ProduceReport notes that the first, who will take advantage, are the suppliers of onions from China, which annually produces over 20 million tons of these products. For example, journalists cite a similar situation last year, because India is not the first time to introduce such restrictions on exports.

Thus, last season, a similar ban was in effect from September 2019 to mid-March 2020. As a result, many countries in Southeast Asia and the Middle East that rely on onion imports quickly reoriented themselves to China’s suppliers.

During this period, the export volumes of onions from the Chinese province of Gansu (the largest producing region in the PRC) increased 13 times! Nepal is another example. According to the Nepalese customs, in November-December 2019, the country imported 823 tons of onions from China, although such supplies were not registered a year earlier.

In the current season, onion production in India has significantly decreased due to heavy rains, and prices have rapidly increased. To level the price situation on the market on September 14, the Indian government banned the export of all onions, except onion slices and powder. As a result, such actions immediately led to an increase in prices in India’s neighboring countries.

Onions are one of South Asia’s key products, and countries such as Bangladesh or Nepal depend on India’s supplies. According to reports from Bangladesh media outlets, the ban has caused panic in a country where 95% of onion imports are imported from India. Immediately after the ban on the border with India, about 1,000 trucks with 25,000 tons of loaded products were stopped.

To cope with the situation, Bangladesh’s government has temporarily canceled the import duty on onions on September 20, until March 2021. Now local onions in Bangladesh are sold at $ 0.94-1.19 / kg, while imported products are offered at $ 0.76-0.90 / kg. However, these are not the record prices that the Indian export ban has driven. For example, last year in Bangladesh, buyers had to pay up to $ 3.54 per kg of onions.

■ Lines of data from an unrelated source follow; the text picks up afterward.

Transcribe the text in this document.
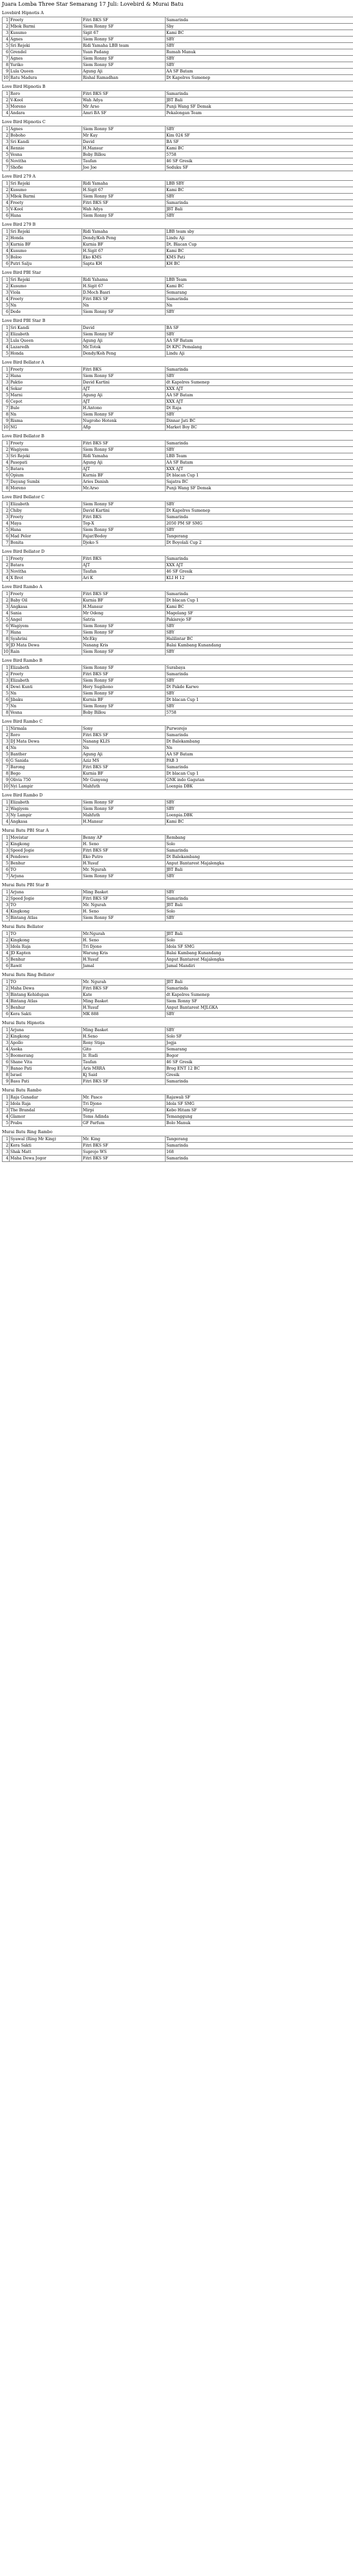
Juara Lomba Three Star Semarang 17 Juli: Lovebird & Murai Batu
Lovebird Hipnotis A
1	Freety	Fitri BKS SF	Samarinda
2	Mbok Barmi	Siem Ronny SF	Sby
3	Kusumo	Sigit 67	Kami BC
4	Agnes	Siem Ronny SF	SBY
5	Sri Rejeki	Ridi Yamaha LBB team	SBY
6	Grendel	Yuan Padang	Rumah Manuk
7	Agnes	Siem Ronny SF	SBY
8	Yuriko	Siem Ronny SF	SBY
9	Lula Queen	Agung Aji	AA SF Batam
10	Ratu Madura	Rishal Ramadhan	Dt Kapolres Sumenep
Love Bird Hipnotis B
1	Roro	Fitri BKS SF	Samarinda
2	V-Kool	Wah Adya	JBT Bali
3	Moreno	Mr Arso	Punji Wang SF Demak
4	Andara	Amri BA SF	Pekalongan Team
Love Bird Hipnotis C
1	Agnes	Siem Ronny SF	SBY
2	Boboho	Mr Kay	Kim 024 SF
3	Sri Kandi	David	BA SF
4	Rennie	H.Mansur	Kami BC
5	Vesna	Boby Billou	5758
6	Novitha	Taufan	46 SF Gresik
7	Shofie	Joe Joe	Seduku SF
Love Bird 279 A
1	Sri Rejeki	Ridi Yamaha	LBB SBY
2	Kusumo	H.Sigit 67	Kami BC
3	Mbok Barmi	Siem Ronny SF	SBY
4	Freety	Fitri BKS SF	Samarinda
5	V-Kool	Wah Adya	JBT Bali
6	Hana	Siem Ronny SF	SBY
Love Bird 279 B
1	Sri Rejeki	Ridi Yamaha	LBB team sby
2	Honda	Dendy/Koh Peng	Lindu Aji
3	Kurnia BF	Kurnia BF	Dt. Blacan Cup
4	Kusumo	H.Sigit 67	Kami BC
5	Boloo	Eko KMS	KMS Pati
6	Putri Salju	Sapta KH	KH BC
Love Bird PBI Star
1	Sri Rejeki	Ridi Yahama	LBB Team
2	Kusumo	H.Sigit 67	Kami BC
3	Viola	D.Moch Basri	Semarang
4	Freety	Fitri BKS SF	Samarinda
5	Nn	Nn	Nn
6	Dede	Siem Ronny SF	SBY
Love Bird PBI Star B
1	Sri Kandi	David	BA SF
2	Elizabeth	Siem Ronny SF	SBY
3	Lula Queen	Agung Aji	AA SF Batam
4	Lazaredh	Mr.Totok	Dt KPC Pemalang
5	Honda	Dendy/Koh Peng	Lindu Aji
Love Bird Bellator A
1	Freety	Fitri BKS	Samarinda
2	Hana	Siem Ronny SF	SBY
3	Paktio	David Kartini	dt Kapolres Sumenep
4	Sekar	AJT	XXX AJT
5	Marni	Agung Aji	AA SF Batam
6	Cepot	AJT	XXX AJT
7	Bule	H.Antono	Dt Raja
8	Nn	Siem Ronny SF	SBY
9	Risma	Nugroho Hotenk	Dinnar Jati BC
10	NG	Afip	Market Boy BC
Love Bird Bellator B
1	Freety	Fitri BKS SF	Samarinda
2	Wagiyem	Siem Ronny SF	SBY
3	Sri Rejeki	Ridi Yamaha	LBB Team
4	Pasopati	Agung Aji	AA SF Batam
5	Batara	AJT	XXX AJT
6	Opium	Kurnia BF	Dt blacan Cup 1
7	Dayang Sumbi	Aries Danish	Sajatra BC
8	Moreno	Mr.Arso	Punji Wang SF Demak
Love Bird Bellator C
1	Elizabeth	Siem Ronny SF	SBY
2	Chiby	David Kartini	Dt Kapolres Sumenep
3	Freety	Fitri BKS	Samarinda
4	Maya	Top-X	2050 PM SF SMG
5	Hana	Siem Ronny SF	SBY
6	Mad Pelor	Fajar/Bodoy	Tangerang
7	Bonita	Djoko S	Dt Boyolali Cup 2
Love Bird Bellator D
1	Freety	Fitri BKS	Samarinda
2	Batara	AJT	XXX AJT
3	Novitha	Taufan	46 SF Gresik
4	X Brot	Ari K	KLI H 12
Love Bird Rambo A
1	Freety	Fitri BKS SF	Samarinda
2	Baby Oil	Kurnia BF	Dt blacan Cup 1
3	Angkasa	H.Mansur	Kami BC
4	Sania	Mr Odeng	Magelang SF
5	Angel	Satria	Pakisrejo SF
6	Wagiyem	Siem Ronny SF	SBY
7	Hana	Siem Ronny SF	SBY
8	Syahrini	Mr.Eky	Halilintar BC
9	JD Mata Dewa	Nanang Kris	Balai Kambang Kunandang
10	Rain	Siem Ronny SF	SBY
Love Bird Rambo B
1	Elizabeth	Siem Ronny SF	Surabaya
2	Freety	Fitri BKS SF	Samarinda
3	Elizabeth	Siem Ronny SF	SBY
4	Dewi Kunti	Hery Sugihono	Dt Pakde Karwo
5	Nn	Siem Ronny SF	SBY
6	Jibaku	Kurnia BF	Dt blacan Cup 1
7	Nn	Siem Ronny SF	SBY
8	Vesna	Boby Billou	5758
Love Bird Rambo C
1	Nirmala	Sony	Purworejo
2	Roro	Fitri BKS SF	Samarinda
3	DJ Mata Dewa	Nanang KLIS	Dt Balekambang
4	Nn	Nn	Nn
5	Banther	Agung Aji	AA SF Batam
6	G Sanida	Aziz MS	PAB 3
7	Barong	Fitri BKS SF	Samarinda
8	Bego	Kurnia BF	Dt blacan Cup 1
9	Olivia 750	Mr Gunyong	GNK indo Gagutan
10	Nyi Lampir	Mahfuth	Loenpia DBK
Love Bird Rambo D
1	Elizabeth	Siem Ronny SF	SBY
2	Wagiyem	Siem Ronny SF	SBY
3	Ny Lampir	Mahfuth	Loenpia.DBK
4	Angkasa	H.Mansur	Kami BC
Murai Batu PBI Star A
1	Movistar	Benny AP	Rembang
2	Kingkong	H. Seno	Solo
3	Speed Jogie	Fitri BKS SF	Samarinda
4	Pendowo	Eko Putro	Dt Balekambang
5	Benhur	H.Yusuf	Anput Bantarest Majalengka
6	TO	Mr. Ngurah	JBT Bali
7	Arjuna	Siem Ronny SF	SBY
Murai Batu PBI Star B
1	Arjuna	Ming Basket	SBY
2	Speed Jogie	Fitri BKS SF	Samarinda
3	TO	Mr. Ngurah	JBT Bali
4	Kingkong	H. Seno	Solo
5	Bintang Atlas	Siem Ronny SF	SBY
Murai Batu Bellator
1	TO	Mr.Ngurah	JBT Bali
2	Kingkong	H. Seno	Solo
3	Idola Raja	Tri Djono	Idola SF SMG
4	JD Kapten	Warung Kris	Balai Kambang Kunandang
5	Benhur	H.Yusuf	Anput Bantarest Majalengka
6	Rawit	Jamal	Jamal Mandiri
Murai Batu Ring Bellator
1	TO	Mr. Ngurah	JBT Bali
2	Maha Dewa	Fitri BKS SF	Samarinda
3	Bintang Kehidupan	Kate	dt Kapolres Sumenep
4	Bintang Atlas	Ming Basket	Siem Ronny SF
5	Benhur	H.Yusuf	Anput Bantarest MJLGKA
6	Kera Sakti	MK 888	SBY
Murai Batu Hipnotis
1	Arjuna	Ming Basket	SBY
2	Kingkong	H.Seno	Solo SF
3	Apollo	Rony Stiga	Jogja
4	Asoka	Gito	Semarang
5	Boomerang	Ir. Rudi	Bogor
6	Shane Vita	Taufan	46 SF Gresik
7	Banao Pati	Aris MRRA	Brog ENT 12 BC
8	Israel	Kj Said	Gresik
9	Basu Pati	Fitri BKS SF	Samarinda
Murai Batu Rambo
1	Raja Gunadar	Mr. Pasco	Rajawali SF
2	Idola Raja	Tri Djono	Idola SF SMG
3	The Brandal	Mirpi	Kebo Hitam SF
4	Glamor	Toms Adinda	Temanggung
5	Prabu	GF Parfum	Bolo Manuk
Murai Batu Ring Rambo
1	Syawal (Ring Mr King)	Mr. King	Tangerang
2	Kera Sakti	Fitri BKS SF	Samarinda
3	Shak Matt	Suprojo WS	168
4	Maha Dewa Jogor	Fitri BKS SF	Samarinda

According to local experts, in 2020, Bangladesh will need to import about 600 thousand tons of onions to fully meet the local market demand. China, Myanmar, Afghanistan, and Egypt may become alternative suppliers. In connection with the crisis in a neighboring country’s market, India even slightly relaxed the export ban, allowing trucks with previously contracted volumes to cross the border.

Now the Indian government is also considering the possibility of resuming full-fledged supplies not only to Bangladesh but also to Nepal and Bhutan, fearing that the vacated market share could be taken by China and other suppliers such as Pakistan and Turkey.